Input of the tool | Intuitive 3D CAD interface allows validation of the simplest sketch design to highly complex 3D models. Can also import 3DS and DXF files.
Output of the tool | ECOTECT's own analysis functions use a wide range of informative graphing methods which can be saved as Metafiles, Bitmaps or animations. Tables of data can also be easily output. For more specific analysis or validation you can export to; RADIANCE, POV Ray, VRML, AutoCAD DXF, EnergyPlus, AIOLOS, HTB2, CheNATH, ESP-r, ASCII Mod files, and XML.
Strengths | Allows the user to "play" with design ideas at the conceptual stages, providing essential analysis feedback from even the simplest sketch model. ECOTECT progressively guides the user as more detailed design information becomes available.

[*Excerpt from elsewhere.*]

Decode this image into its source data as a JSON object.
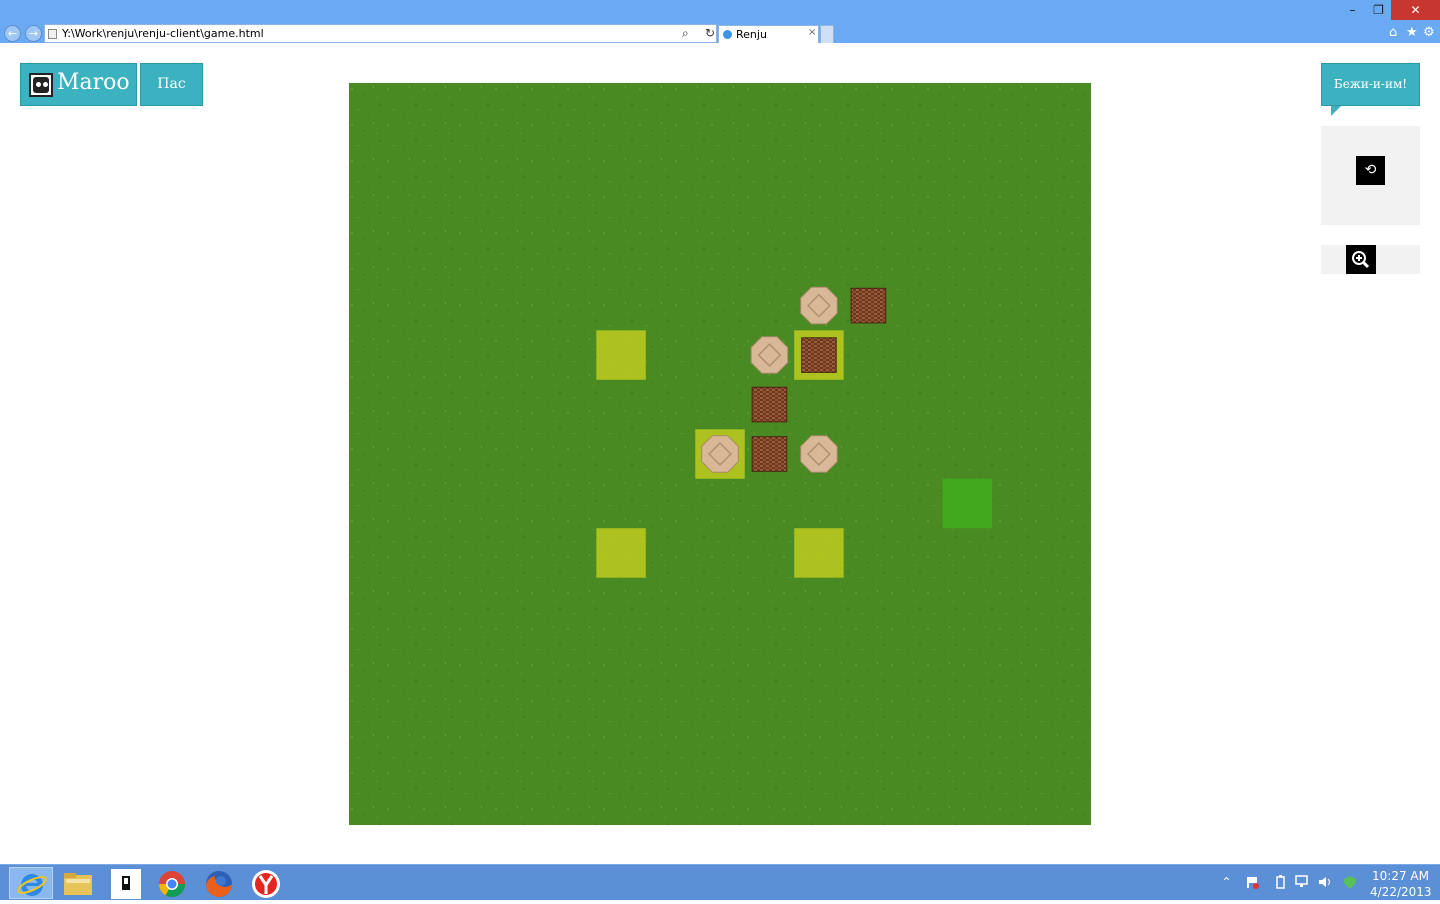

Weaknesses | As the program can perform many different types of analysis, the user needs to be aware of the different modelling and data requirements before diving in and modelling/importing geometry. For example; for thermal analysis, weather data and modelling geometry in an appropriate manner is important; and appropriate/comprehensive material data is required for almost all other types of analysis. The ECOTECT Help File attempts to guide/educate users about this and when/how it is important. Like any analysis program it's a matter of, "garbage in, garbage out...".